闇への歩み
大幅な改訂があるかもしれません。
私は月明かりを背に城を見上げていた。
暗い森の中に突如として現れる異質な建造物。
城の周囲では森の中で感じた獰猛な視線も怯える息遣いも感じられない。
森の中を我が物顔で闊歩する捕食者も命を懸けて逃げ惑う弱者達でさえ、
此処には近づかない。
眠るような静寂に包まれてなお、見る者を不安にさせる何かを宿している。
目の前の古城は多くの呼び名を持つが、最も畏敬の念を込めて呼ばれる名は「大魔王城」。
代々の大魔王が居城として使用した、古き森が抱える恐ろしき歴史の一つである。
恐るべき力を持つ大魔王達を主として、この暗き森の中であらゆる者を拒み続けてきた。招かれざる者の多くは城に辿り着くことさえできず森の掟の中で息絶え、辿り着いた僅かな者達は魔王城に挑み、絶望を知ることになる。
私が暗き森を風の様に駆け、この城の前に来たのには理由がある。
主の帰らぬ、誰もいないはずの城に強い魔力を感じたからだ。
本来の主である大魔王ゼノア様は先の襲撃から謎の失踪を遂げていた。
大魔王城を襲撃した人の子の勇者達と単独で交戦をしたという記録以後、大魔王ゼノア様の一切の消息が掴めなかった。
交戦後に人の子の勇者達は深手を負い、逃げる様に魔族領を後にしたという報告もあり、大魔王ゼノア様の勝利を誰もが確信していた。
しかし、大魔王城には大魔王ゼノア様の姿は無く、周辺を軍を挙げて捜索したにも関わらず、生死すら不明だった。
大魔王の生死が掴めない、これは魔族全体を揺るがす大きな問題である。
大魔王の不在、生きているのならば何故姿を見せないのか、亡くなられているならば次に魔族軍を指揮するのは誰になるのか。
魔族軍全体に不信や不安が溢れ、団結が揺らいでいる。
魔族軍を構成する各部族は決して良好な関係を持つ者達だけではない。
大魔王の存在により一時的に友好的な状態を維持しているに過ぎない。
人族との大戦の最中に大魔王の不在に内輪での争いが重なれば魔族軍に勝機は無いだろう。
事態は確実に悪い方向に向かっている、魔族全体の先行きに暗雲が立ち込めているのは、私の様な星を読むことが出来ない者にも容易に分かった。

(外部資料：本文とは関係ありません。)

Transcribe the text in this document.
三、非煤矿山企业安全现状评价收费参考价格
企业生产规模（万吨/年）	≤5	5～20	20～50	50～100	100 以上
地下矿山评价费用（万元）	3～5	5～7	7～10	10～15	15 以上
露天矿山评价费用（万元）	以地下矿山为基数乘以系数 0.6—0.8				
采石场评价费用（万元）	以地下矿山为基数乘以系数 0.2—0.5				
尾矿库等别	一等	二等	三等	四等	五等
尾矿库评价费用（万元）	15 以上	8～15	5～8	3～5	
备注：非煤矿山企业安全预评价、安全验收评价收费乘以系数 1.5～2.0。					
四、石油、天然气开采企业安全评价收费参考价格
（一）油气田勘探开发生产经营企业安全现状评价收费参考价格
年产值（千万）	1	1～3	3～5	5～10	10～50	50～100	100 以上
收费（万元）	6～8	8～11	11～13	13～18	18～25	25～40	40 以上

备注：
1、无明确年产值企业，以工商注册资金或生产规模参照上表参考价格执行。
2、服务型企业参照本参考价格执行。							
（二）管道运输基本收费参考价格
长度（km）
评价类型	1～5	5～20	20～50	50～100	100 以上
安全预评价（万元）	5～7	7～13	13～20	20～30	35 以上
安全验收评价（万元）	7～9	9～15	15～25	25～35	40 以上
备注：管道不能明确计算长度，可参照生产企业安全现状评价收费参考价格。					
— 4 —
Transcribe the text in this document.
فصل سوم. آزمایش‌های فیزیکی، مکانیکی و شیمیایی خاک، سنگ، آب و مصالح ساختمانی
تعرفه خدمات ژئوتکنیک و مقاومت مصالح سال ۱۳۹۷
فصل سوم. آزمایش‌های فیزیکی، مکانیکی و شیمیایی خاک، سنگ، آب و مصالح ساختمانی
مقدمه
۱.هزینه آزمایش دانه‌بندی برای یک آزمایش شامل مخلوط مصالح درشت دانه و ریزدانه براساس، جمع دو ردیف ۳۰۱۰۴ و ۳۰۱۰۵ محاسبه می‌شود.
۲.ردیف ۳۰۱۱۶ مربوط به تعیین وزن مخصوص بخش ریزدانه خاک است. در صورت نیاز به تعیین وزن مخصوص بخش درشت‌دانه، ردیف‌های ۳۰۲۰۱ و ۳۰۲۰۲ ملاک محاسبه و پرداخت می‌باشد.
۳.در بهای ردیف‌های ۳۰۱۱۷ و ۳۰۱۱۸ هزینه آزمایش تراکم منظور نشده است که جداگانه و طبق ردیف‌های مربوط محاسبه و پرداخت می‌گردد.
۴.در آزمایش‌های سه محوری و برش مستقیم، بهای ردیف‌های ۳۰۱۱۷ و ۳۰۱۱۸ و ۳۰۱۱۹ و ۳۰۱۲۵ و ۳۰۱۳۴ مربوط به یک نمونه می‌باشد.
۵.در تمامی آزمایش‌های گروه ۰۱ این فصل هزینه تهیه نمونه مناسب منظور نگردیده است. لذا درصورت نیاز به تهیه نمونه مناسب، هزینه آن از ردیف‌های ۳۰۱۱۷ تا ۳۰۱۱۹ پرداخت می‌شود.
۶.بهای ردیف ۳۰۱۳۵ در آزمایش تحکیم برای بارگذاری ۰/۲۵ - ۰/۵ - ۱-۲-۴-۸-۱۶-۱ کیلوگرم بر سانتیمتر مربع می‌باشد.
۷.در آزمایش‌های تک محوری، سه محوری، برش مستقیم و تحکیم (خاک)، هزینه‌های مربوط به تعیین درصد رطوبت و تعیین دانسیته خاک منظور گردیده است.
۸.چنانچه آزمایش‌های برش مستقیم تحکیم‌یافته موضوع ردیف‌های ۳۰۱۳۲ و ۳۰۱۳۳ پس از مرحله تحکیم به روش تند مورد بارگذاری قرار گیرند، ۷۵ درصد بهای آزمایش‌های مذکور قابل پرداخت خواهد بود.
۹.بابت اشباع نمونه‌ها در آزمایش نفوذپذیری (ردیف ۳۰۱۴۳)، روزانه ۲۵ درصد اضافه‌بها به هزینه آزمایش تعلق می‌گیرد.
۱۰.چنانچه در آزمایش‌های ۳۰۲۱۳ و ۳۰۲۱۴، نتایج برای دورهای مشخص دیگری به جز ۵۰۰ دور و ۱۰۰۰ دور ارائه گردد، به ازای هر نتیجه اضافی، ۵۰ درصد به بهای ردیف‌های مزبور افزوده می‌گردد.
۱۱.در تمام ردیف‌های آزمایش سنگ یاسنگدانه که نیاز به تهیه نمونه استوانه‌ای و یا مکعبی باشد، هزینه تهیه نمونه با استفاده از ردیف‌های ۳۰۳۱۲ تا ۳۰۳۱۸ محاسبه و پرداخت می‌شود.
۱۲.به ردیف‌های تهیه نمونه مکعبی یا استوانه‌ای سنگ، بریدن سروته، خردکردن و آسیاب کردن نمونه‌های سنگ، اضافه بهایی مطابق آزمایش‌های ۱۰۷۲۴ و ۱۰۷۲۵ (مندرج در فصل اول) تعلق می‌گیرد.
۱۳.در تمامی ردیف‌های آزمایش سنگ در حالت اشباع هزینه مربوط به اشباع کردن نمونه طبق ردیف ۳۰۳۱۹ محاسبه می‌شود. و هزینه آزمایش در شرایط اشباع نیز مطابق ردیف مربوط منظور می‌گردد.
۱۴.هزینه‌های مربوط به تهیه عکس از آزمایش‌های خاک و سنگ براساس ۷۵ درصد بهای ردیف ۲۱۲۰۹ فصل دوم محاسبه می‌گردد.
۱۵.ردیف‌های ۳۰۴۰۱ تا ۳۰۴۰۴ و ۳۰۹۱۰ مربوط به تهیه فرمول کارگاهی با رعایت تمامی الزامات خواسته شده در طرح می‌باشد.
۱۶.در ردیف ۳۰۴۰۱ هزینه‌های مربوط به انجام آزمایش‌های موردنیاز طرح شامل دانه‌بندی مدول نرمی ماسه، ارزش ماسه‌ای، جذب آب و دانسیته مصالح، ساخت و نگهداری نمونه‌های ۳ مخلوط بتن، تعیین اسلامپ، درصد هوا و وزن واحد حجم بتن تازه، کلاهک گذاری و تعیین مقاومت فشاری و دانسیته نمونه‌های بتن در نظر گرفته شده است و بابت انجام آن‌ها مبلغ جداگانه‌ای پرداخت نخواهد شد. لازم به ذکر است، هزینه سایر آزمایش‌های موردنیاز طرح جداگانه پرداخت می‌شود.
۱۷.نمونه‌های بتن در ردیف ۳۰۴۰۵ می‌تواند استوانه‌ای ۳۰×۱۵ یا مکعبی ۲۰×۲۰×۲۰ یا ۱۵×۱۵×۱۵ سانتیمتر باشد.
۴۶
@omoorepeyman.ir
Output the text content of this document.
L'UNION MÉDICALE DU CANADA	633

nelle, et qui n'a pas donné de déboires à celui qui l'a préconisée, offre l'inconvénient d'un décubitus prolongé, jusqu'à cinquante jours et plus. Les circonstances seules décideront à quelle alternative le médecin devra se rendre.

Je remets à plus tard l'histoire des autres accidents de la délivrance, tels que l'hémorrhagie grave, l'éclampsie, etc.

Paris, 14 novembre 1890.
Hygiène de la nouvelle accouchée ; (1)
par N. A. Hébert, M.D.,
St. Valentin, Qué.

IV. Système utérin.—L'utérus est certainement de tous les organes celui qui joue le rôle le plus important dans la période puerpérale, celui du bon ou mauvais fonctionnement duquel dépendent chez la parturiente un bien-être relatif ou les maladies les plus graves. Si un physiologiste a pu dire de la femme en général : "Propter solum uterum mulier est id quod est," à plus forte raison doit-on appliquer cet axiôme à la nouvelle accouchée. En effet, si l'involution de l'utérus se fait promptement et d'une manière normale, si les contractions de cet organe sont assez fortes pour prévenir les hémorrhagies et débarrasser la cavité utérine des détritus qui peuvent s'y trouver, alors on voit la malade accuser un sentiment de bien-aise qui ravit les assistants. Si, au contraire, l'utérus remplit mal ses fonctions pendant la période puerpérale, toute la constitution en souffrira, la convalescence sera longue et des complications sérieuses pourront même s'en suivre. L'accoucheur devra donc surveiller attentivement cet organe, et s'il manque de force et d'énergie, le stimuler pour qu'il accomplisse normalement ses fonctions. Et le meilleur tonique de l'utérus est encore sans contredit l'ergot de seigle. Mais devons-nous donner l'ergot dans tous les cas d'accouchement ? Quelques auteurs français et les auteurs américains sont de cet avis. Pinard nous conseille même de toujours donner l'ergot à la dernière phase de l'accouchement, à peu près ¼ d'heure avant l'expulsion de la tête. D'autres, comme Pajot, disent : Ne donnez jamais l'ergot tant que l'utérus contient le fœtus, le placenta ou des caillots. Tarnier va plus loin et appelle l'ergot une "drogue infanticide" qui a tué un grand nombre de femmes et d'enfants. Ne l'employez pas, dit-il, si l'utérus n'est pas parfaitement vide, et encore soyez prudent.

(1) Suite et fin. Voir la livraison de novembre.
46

私はこの状況を打破する方法は一つしかないと考えていた。大魔王ゼノア様の帰還こそ唯一の希望だった。だから、私は暗き森と共に主無き城を見張り続けた。大魔王ゼノア様は生きており、大魔王城に戻られると信じながら幾夜も待ち続けた。そして、今宵遂にその兆しを得たのだ。
大魔王城の中に強い魔力を放った者がいる。その者は大魔王ゼノア様なのか、それとも別の者なのか。どちらにしても会わねばならない、希望でも絶望でも答えを得なければ前には進めない。
私は一度だけ深い呼吸をして、今までの思考を自身の奥深くへ押し込んだ。渦巻くことを止めた思考は澄み渡り、冷たい夜の中で意識を研ぎ澄ましていく。私は自身を静寂の中に溶かしながら腰の剣を抜き放ち、大魔王城へ踏み出した。己の選択の正しさを確かめる為に立ち止まることは許されない。